Legal
Privacy Policy
Last updated: 2026-06-03
Lorinks ("the Service") is an AI-assisted client-intelligence platform. This Privacy Policy explains what personal data the Service processes, why, and the choices available to data subjects.
Controllers
Lorinks is the data controller for account data and Customer Content. Paddle.com Inc. and Paddle.com Market Ltd., as Merchant of Record, are independent data controllers for payment and billing data. Sub-processors listed below process personal data on the relevant controller's instructions.
Data processed
- Account data — name, email, password hash, time zone.
- Customer Content — meeting transcripts and client records that the user uploads or enters. Customer Content may contain personal information about meeting participants and the user's business clients.
- Usage and technical data — IP address, browser, in-product actions, error logs.

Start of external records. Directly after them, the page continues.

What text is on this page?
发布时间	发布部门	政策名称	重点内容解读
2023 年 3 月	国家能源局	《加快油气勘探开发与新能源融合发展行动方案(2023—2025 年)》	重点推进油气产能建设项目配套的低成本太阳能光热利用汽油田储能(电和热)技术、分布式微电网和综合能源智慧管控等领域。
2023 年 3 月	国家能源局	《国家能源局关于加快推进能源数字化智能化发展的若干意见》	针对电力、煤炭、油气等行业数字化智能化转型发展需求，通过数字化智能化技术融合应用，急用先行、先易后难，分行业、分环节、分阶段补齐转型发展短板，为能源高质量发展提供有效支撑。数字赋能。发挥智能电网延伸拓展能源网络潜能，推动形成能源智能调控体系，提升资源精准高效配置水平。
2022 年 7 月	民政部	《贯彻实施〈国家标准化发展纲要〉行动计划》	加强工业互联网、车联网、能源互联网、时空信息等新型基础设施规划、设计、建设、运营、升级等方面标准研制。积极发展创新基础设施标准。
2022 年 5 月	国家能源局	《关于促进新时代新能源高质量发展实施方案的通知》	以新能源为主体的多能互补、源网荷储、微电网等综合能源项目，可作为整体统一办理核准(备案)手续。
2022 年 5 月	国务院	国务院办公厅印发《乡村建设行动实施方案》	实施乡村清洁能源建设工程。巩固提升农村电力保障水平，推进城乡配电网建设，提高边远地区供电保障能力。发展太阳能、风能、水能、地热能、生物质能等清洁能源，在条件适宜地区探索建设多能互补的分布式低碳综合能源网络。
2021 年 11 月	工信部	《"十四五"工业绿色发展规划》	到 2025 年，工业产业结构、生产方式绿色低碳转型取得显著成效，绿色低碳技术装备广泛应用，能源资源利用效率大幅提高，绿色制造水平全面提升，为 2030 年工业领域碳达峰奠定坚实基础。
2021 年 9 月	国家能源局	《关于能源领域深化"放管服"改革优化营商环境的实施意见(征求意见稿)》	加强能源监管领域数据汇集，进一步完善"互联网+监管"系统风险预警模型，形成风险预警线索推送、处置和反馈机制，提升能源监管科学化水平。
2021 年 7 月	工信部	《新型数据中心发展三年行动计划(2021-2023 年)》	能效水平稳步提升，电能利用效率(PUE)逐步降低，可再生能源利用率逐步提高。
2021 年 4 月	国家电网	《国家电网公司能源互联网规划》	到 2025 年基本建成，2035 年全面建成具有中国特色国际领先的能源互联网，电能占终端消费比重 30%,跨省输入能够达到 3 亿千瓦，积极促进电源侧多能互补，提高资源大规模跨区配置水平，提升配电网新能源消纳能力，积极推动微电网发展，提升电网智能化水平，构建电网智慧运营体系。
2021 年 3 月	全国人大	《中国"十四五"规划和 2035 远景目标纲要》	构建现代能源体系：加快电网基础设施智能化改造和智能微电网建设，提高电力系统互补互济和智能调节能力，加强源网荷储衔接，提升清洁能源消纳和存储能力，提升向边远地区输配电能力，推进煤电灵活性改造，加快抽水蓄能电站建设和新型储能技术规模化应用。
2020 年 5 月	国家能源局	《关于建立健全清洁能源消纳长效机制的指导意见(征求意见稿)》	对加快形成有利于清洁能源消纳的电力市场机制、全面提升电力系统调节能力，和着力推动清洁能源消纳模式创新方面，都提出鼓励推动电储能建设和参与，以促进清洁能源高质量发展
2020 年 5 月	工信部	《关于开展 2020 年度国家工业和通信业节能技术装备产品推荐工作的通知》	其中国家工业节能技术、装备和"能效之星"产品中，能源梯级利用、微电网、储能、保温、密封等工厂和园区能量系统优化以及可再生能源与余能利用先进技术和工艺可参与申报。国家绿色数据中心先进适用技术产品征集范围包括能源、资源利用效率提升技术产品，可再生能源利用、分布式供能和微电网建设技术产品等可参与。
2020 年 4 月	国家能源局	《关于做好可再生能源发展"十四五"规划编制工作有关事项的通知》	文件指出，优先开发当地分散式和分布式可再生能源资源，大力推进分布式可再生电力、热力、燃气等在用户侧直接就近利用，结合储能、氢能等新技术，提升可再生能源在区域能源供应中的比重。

Payment and billing data — including cardholder details, billing address, IP address used at checkout, and customer email — are collected and processed by Paddle (Paddle.com Inc. and Paddle.com Market Ltd.) as Merchant of Record for the purposes of payment processing, fraud prevention, and tax remittance. Lorinks does not see or store payment instruments.
Purposes and legal bases
Personal data is processed to perform the contract with the user (account, billing through Paddle, AI outputs); under legitimate interest for security, fraud prevention, and aggregated product analytics; with consent for optional features; and as required by law. Customer Content is not used to train any AI model, by Lorinks or by any of our sub-processors. Lorinks does not sell personal information.
Sub-processors
| Provider | Purpose | Region |
|---|---|---|
| Paddle (Paddle.com Inc. / Paddle.com Market Ltd.) | Merchant of Record — checkout, billing, tax remittance, dispute handling — privacy notice | USA / UK / EU |
| Anthropic, Google, Voyage AI | AI processing of text inputs to generate notes, summaries, and search embeddings | USA |
| Amazon Web Services | Compute, database, file storage, CDN, DNS, transactional email | USA |
| Resend | Transactional email delivery | USA |
International transfers to US providers rely on each provider's published Standard Contractual Clauses under GDPR Article 46 and on contractual safeguards permitted by India's Digital Personal Data Protection Act, 2023. For Paddle specifically, EEA / UK / Swiss data subjects may rely on the Paddle Data Processing Addendum.
Retention
Account data is retained while the account is active. Customer Content and derived notes are retained for the active period plus 90 days after cancellation, providing a grace window for accidental cancellations and data recovery. Subscription and invoice records are retained for 8 years pursuant to Indian Income Tax Act §44AA; Paddle retains its billing records separately. Operational and error logs are retained for 180 days. Deletion requests are processed within 30 days.
Rights
Subject to applicable law (GDPR, UK GDPR, CCPA / CPRA, India DPDP Act), data subjects may have rights to access, correct, delete, port, restrict, or object to processing of their personal data. Rights are exercised in-app at Settings → Privacy, by writing to hello@lorinks.ai, or by post to Lorinks, Tushar Sharma (proprietor), Plot 17, Flat C3, Shalimar Garden Ext-1, Sahibabad, District Ghaziabad, Uttar Pradesh 201005, India. For telephone enquiries: +91 78380 22133 (Mon–Fri, 04:30–13:30 UTC). Rights against billing data held by Paddle as Merchant of Record are exercised directly with Paddle.
Children
The Service is not directed to or intended for use by anyone under 18 years of age, and Lorinks does not knowingly collect personal data from children. A parent or guardian who believes a child has provided personal data through the Service may write to hello@lorinks.ai to request deletion.
Security
Data is encrypted in transit (TLS 1.2+) and at rest. Passwords are hashed using scrypt. Authentication uses signed JWTs (EdDSA) backed by a JWKS. Encrypted database backups are retained for 30 days. Authentication and administrative actions are logged. Lorinks will notify affected users without undue delay of a personal-data breach.
Analytics
To understand aggregate website traffic — for example, daily visitor and page-view counts — the Service uses Cloudflare Web Analytics, a privacy-first measurement tool that uses no cookies, does not fingerprint visitors, and does not track individuals across sites or over time. It processes limited, non-identifying technical signals to produce aggregated statistics only. See Cloudflare's privacy policy.
Cookies
The Service uses essential cookies only. See the Cookie Notice.
Changes
Material changes to this policy are notified at least 30 days in advance.